| Overclocking headroom means you have timing slack, and timing slack means you have faster ~= leakier circuits than necessary, or stages which aren't filled with work which is also an inefficiency. I expect Apple has an extreme focus on power efficiency and especially idle / leakage power, much more than Intel considering the core basically the same as they use in their phones. They also have a different approach to turbo / dvfs. So I would expect M1 to actually be a lot tighter than Intel and not have so much OC headroom. Obviously you can buy timing with voltage to some degree, so there would be something there probably. Modern nodes are running into more problems with voltage induced breakdown though so the OC limit looks very different to what you can ship in a product. Has anyone measured M1's VDD? > AMD chips are doing similar clocks to Intel on TSMC N7, so Apple could (but won't) have a chip running way higher than the clocks they are currently shipping with. Not their existing microarchitecture though. They do nearly 2x the work per clock as AMD chips which necessitates more logic per stage. Getting a microarchitectural edge means making less logic do more work and it's very possible Apple have some edge there, it just wouldn't be near 2x IMO. The silicon technology of course plays into it, but when you look at how fast individual transistors and the shortest poly to connect them can switch, speeds over 100GHz have been possible on 90nm.

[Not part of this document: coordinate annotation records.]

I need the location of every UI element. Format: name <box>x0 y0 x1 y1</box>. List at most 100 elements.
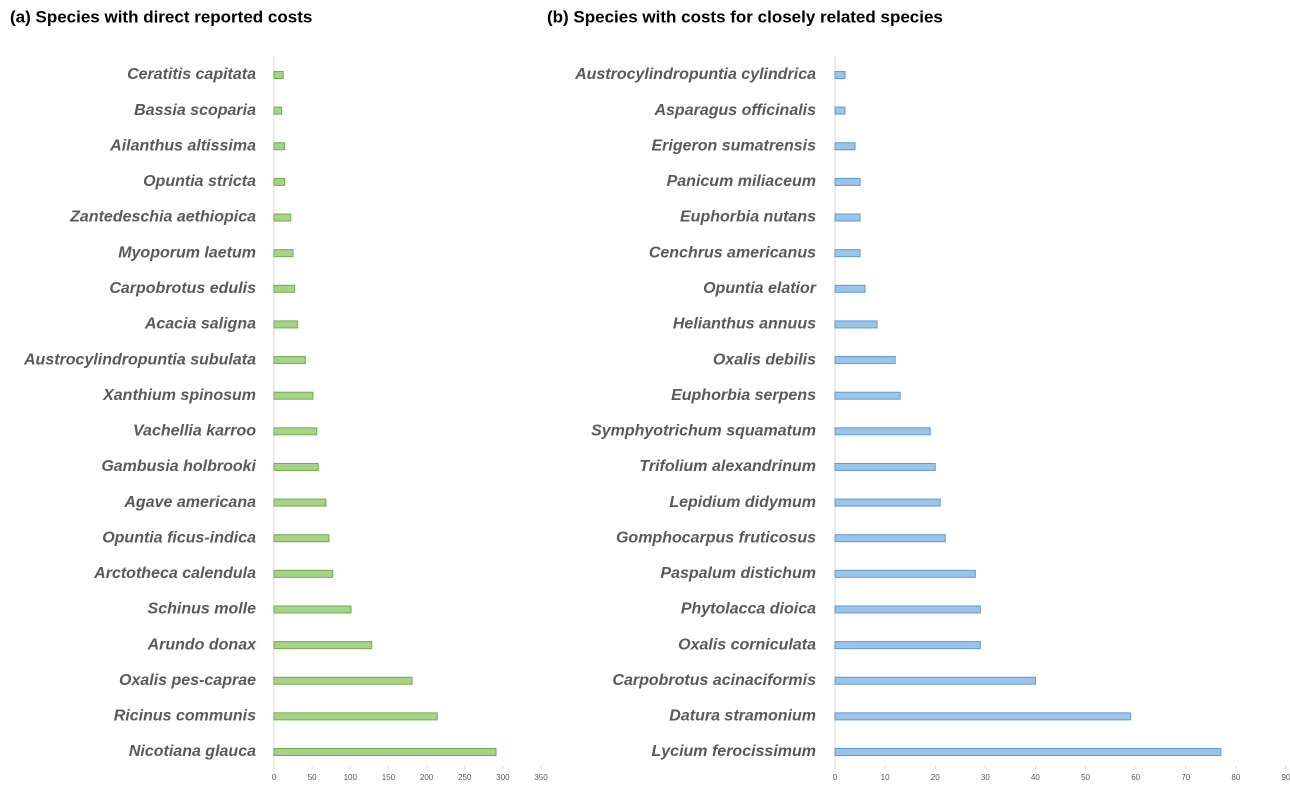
x-tick-label: 90 <box>1282 773 1290 782</box>
bar <box>274 570 333 577</box>
bar <box>835 392 900 399</box>
y-tick-label: Myoporum laetum <box>118 244 256 261</box>
figure: (a) Species with direct reported costs (… <box>0 0 1290 787</box>
bar <box>274 428 317 435</box>
x-tick-label: 80 <box>1231 773 1240 782</box>
y-tick-label: Lepidium didymum <box>669 494 816 511</box>
y-tick-label: Opuntia stricta <box>143 173 256 190</box>
x-tick-label: 250 <box>458 773 472 782</box>
bar <box>274 178 285 185</box>
bar <box>835 713 1131 720</box>
y-tick-label: Symphyotrichum squamatum <box>591 423 816 440</box>
x-tick-label: 50 <box>308 773 317 782</box>
y-tick-label: Schinus molle <box>148 601 257 618</box>
y-tick-label: Phytolacca dioica <box>681 601 816 618</box>
x-tick-label: 350 <box>534 773 548 782</box>
y-tick-label: Ailanthus altissima <box>109 137 256 154</box>
x-tick-label: 40 <box>1031 773 1040 782</box>
y-tick-label: Euphorbia serpens <box>671 387 816 404</box>
bar <box>274 677 412 684</box>
y-tick-label: Paspalum distichum <box>660 565 816 582</box>
y-tick-label: Trifolium alexandrinum <box>639 458 816 475</box>
y-tick-label: Oxalis pes-caprae <box>119 672 256 689</box>
y-tick-label: Erigeron sumatrensis <box>652 137 817 154</box>
x-tick-label: 30 <box>981 773 990 782</box>
bar <box>835 357 895 364</box>
y-tick-label: Austrocylindropuntia subulata <box>23 351 256 368</box>
x-tick-label: 0 <box>833 773 838 782</box>
bar <box>835 214 860 221</box>
bar <box>274 107 282 114</box>
bar <box>835 677 1035 684</box>
y-tick-label: Zantedeschia aethiopica <box>69 209 256 226</box>
bar <box>835 463 935 470</box>
y-tick-label: Carpobrotus edulis <box>109 280 256 297</box>
bar <box>274 392 313 399</box>
y-tick-label: Agave americana <box>123 494 256 511</box>
y-tick-label: Austrocylindropuntia cylindrica <box>574 66 816 83</box>
bar <box>835 535 945 542</box>
x-tick-label: 100 <box>344 773 358 782</box>
bar <box>274 463 318 470</box>
y-tick-label: Ceratitis capitata <box>127 66 256 83</box>
bar <box>835 570 975 577</box>
bar <box>274 499 326 506</box>
y-tick-label: Bassia scoparia <box>134 102 256 119</box>
bar <box>835 499 940 506</box>
y-tick-label: Oxalis corniculata <box>678 636 816 653</box>
y-tick-label: Gambusia holbrooki <box>101 458 256 475</box>
bar <box>274 143 285 150</box>
y-tick-label: Carpobrotus acinaciformis <box>612 672 816 689</box>
y-tick-label: Acacia saligna <box>144 316 256 333</box>
bar <box>835 642 980 649</box>
x-tick-label: 200 <box>420 773 434 782</box>
x-tick-label: 150 <box>382 773 396 782</box>
bar <box>274 72 283 79</box>
y-tick-label: Euphorbia nutans <box>680 209 816 226</box>
y-tick-label: Xanthium spinosum <box>102 387 256 404</box>
bar <box>835 107 845 114</box>
bar <box>835 321 877 328</box>
y-tick-label: Datura stramonium <box>669 708 816 725</box>
bar <box>835 143 855 150</box>
y-tick-label: Helianthus annuus <box>673 316 816 333</box>
y-tick-label: Nicotiana glauca <box>129 743 256 760</box>
bar <box>274 713 437 720</box>
x-tick-label: 70 <box>1181 773 1190 782</box>
y-tick-label: Arctotheca calendula <box>93 565 256 582</box>
x-tick-label: 0 <box>272 773 277 782</box>
x-tick-label: 50 <box>1081 773 1090 782</box>
bar <box>274 250 293 257</box>
y-tick-label: Asparagus officinalis <box>653 102 816 119</box>
bar <box>274 285 295 292</box>
x-tick-label: 20 <box>931 773 940 782</box>
x-tick-label: 10 <box>881 773 890 782</box>
bar <box>835 749 1221 756</box>
bar <box>274 214 291 221</box>
bar <box>835 606 980 613</box>
y-tick-label: Gomphocarpus fruticosus <box>616 529 816 546</box>
y-tick-label: Ricinus communis <box>114 708 256 725</box>
x-tick-label: 60 <box>1131 773 1140 782</box>
chart-title: (a) Species with direct reported costs <box>10 7 312 26</box>
y-tick-label: Panicum miliaceum <box>667 173 816 190</box>
bar <box>274 357 305 364</box>
y-tick-label: Cenchrus americanus <box>649 244 816 261</box>
y-tick-label: Opuntia elatior <box>703 280 817 297</box>
y-tick-label: Vachellia karroo <box>133 423 256 440</box>
x-tick-label: 300 <box>496 773 510 782</box>
bar <box>274 606 351 613</box>
y-tick-label: Opuntia ficus-indica <box>102 529 256 546</box>
bar <box>835 72 845 79</box>
bar <box>835 178 860 185</box>
y-tick-label: Oxalis debilis <box>713 351 816 368</box>
bar <box>835 250 860 257</box>
chart-title: (b) Species with costs for closely relat… <box>547 7 943 26</box>
y-tick-label: Arundo donax <box>147 636 258 653</box>
bar <box>274 535 329 542</box>
bar <box>274 321 298 328</box>
bar <box>835 285 865 292</box>
y-tick-label: Lycium ferocissimum <box>652 743 817 760</box>
bar <box>274 642 372 649</box>
bar <box>835 428 930 435</box>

Today's cutting edge is probably over 200GHz (e.g., search ring oscillator). So it's not a fundamental switching speed limit of the tech that gets you. I would say Apple could probably redo the physical design and synthesis work and minimal logic changes to target a faster and leakier device that's not suitable for phones but might be a little fairer comparison. It wouldn't put it at a 5-6GHz frequency, but could easily be enough to re-take these benchmarks and still be ahead on efficiency. |
Not all work is created equal. Decoders on Arm are definitely parallel (= don't have more serial logic for wider decoder) compared to the variable length decode x86 is stuck with. And your backend ports are also parallel (although maybe scheduling isn't?). The only places where wider always means more logic per stage is caches - register file, L1/L2/L3, BTB. For example Apple managed to work some magic with a 3 cycle 192kB L1. AMD and Intel are at 4 and 5 cycles for much smaller L1's. Part of the reason for that is probably because Apple doesn't need to hit 5GHz and can afford more logic per stage.
And in any case, it's very likely you could just shove more voltage through the chip and get it to clock higher, since the current 3.2GHz is very far from what we know TSMC N7/5 can do. I don't think you'd need a rework unless Apple wanted to target 4.5+GHz.